Here's the truth about alkaline diets: food has almost no effect on blood pH. Your body is too good at maintaining it. Eating alkaline foods will change the pH of your urine — not your blood. The alkaline diet trend is mostly marketing.

What does matter is avoiding chronic acidosis — when the body's buffering systems get overwhelmed. This can cause organ dysfunction, muscle weakness, bone loss, and digestive problems. It's rare, but real.

Your stomach is pH 1–3. Extremely acidic — on purpose. That's how it kills pathogens and digests protein.

Alkaline Foods — For Reference

These foods are alkaline before or during digestion.

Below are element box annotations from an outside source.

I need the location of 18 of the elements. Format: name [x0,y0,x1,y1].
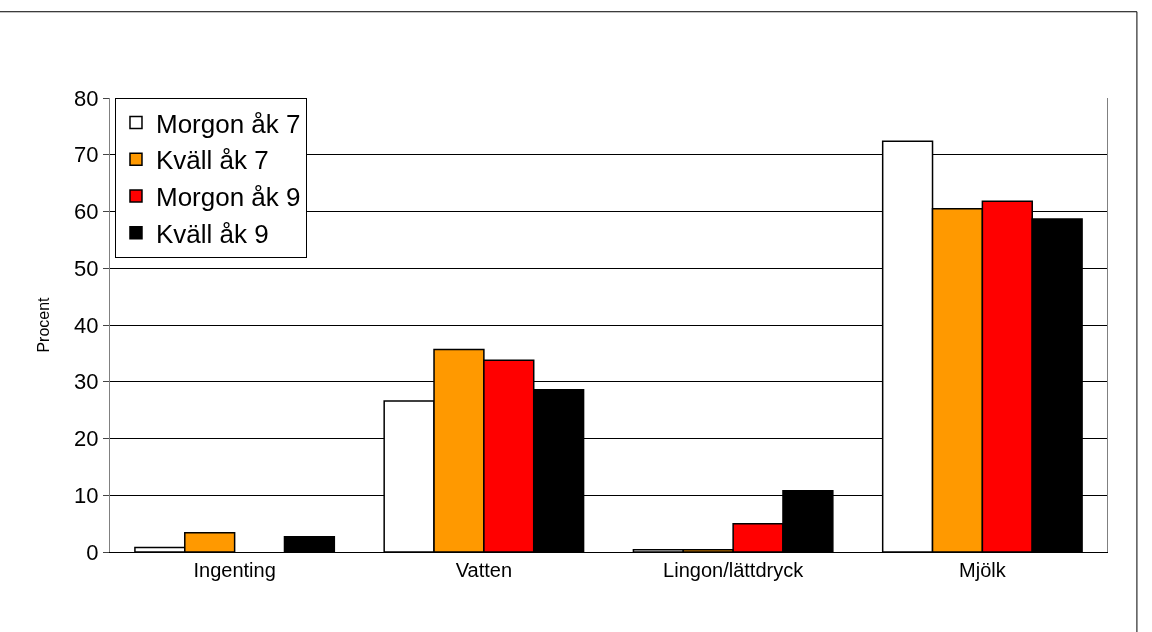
y-axis-title: Procent [35,296,53,353]
y-tick-label: 0 [86,539,99,565]
legend-label: Kväll åk 9 [155,218,269,249]
x-tick-label: Lingon/lättdryck [663,559,805,581]
legend-label: Morgon åk 9 [155,182,301,213]
y-tick-label: 60 [74,199,99,225]
y-tick-label: 80 [74,85,99,111]
legend-label: Morgon åk 7 [155,108,301,139]
y-tick-label: 50 [74,255,99,281]
x-tick-label: Vatten [455,559,513,581]
y-tick-label: 20 [74,426,99,452]
y-tick-label: 70 [74,142,99,168]
y-tick-label: 40 [74,312,99,338]
legend-label: Kväll åk 7 [155,145,269,176]
y-tick-label: 10 [74,482,99,508]
x-tick-label: Ingenting [193,559,276,581]
y-tick-label: 30 [74,369,99,395]
x-tick-label: Mjölk [959,559,1007,581]
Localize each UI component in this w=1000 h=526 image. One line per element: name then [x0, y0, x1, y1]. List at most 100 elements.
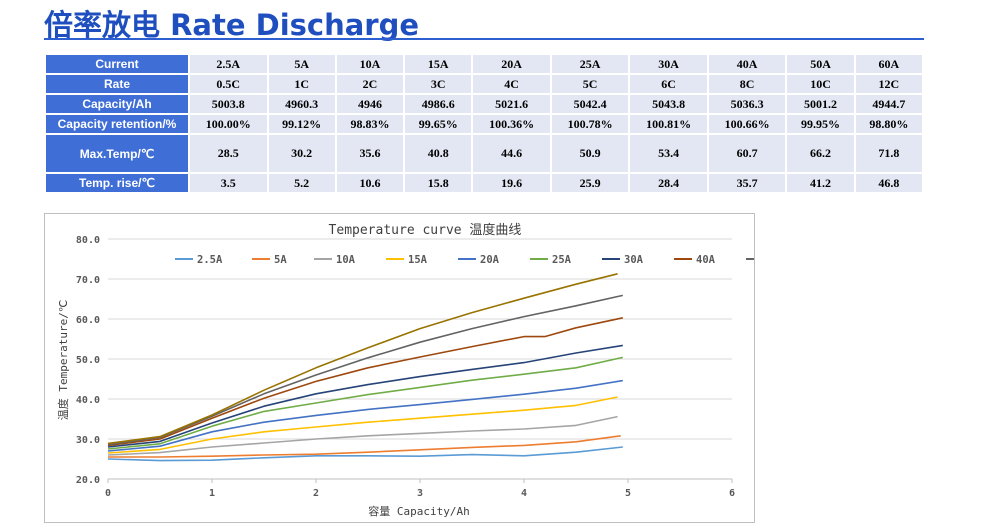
table-cell: 98.83%	[336, 115, 404, 133]
table-cell: 99.65%	[405, 115, 472, 133]
table-cell: 98.80%	[855, 115, 922, 133]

Doesn't mean eating them changes your blood pH — but they're generally anti-inflammatory and nutrient-dense.

⚡ Extremely Alkaline

Lemon, watermelon

↑ Strongly Alkaline

Asparagus, cantaloupe, red pepper, celery, figs, fruit juices, grapes, kiwi, mango, papaya, parsley, pineapple, raisins, seaweed, watercress

→ Moderately Alkaline

Apples, apricots, avocado, ripe bananas, beets, broccoli, cabbage, cauliflower, cherries, dates, garlic, grapefruit, herbs, oranges, peaches, fresh peas, pumpkin, raspberries, strawberries, sweet corn, apple cider vinegar

↓ Mildly Alkaline

Almonds, artichokes, Brussels sprouts, chestnuts, fresh coconut, raw dairy, cucumber, eggplant, eggs, raw goat milk, raw honey, leeks, most herbs

Bottom line

Drink water. Add electrolytes when active. Don't fear salt. Alkaline diets don't change your blood pH — your body does that automatically. Focus on eating whole foods and staying consistently hydrated with minerals, not just water.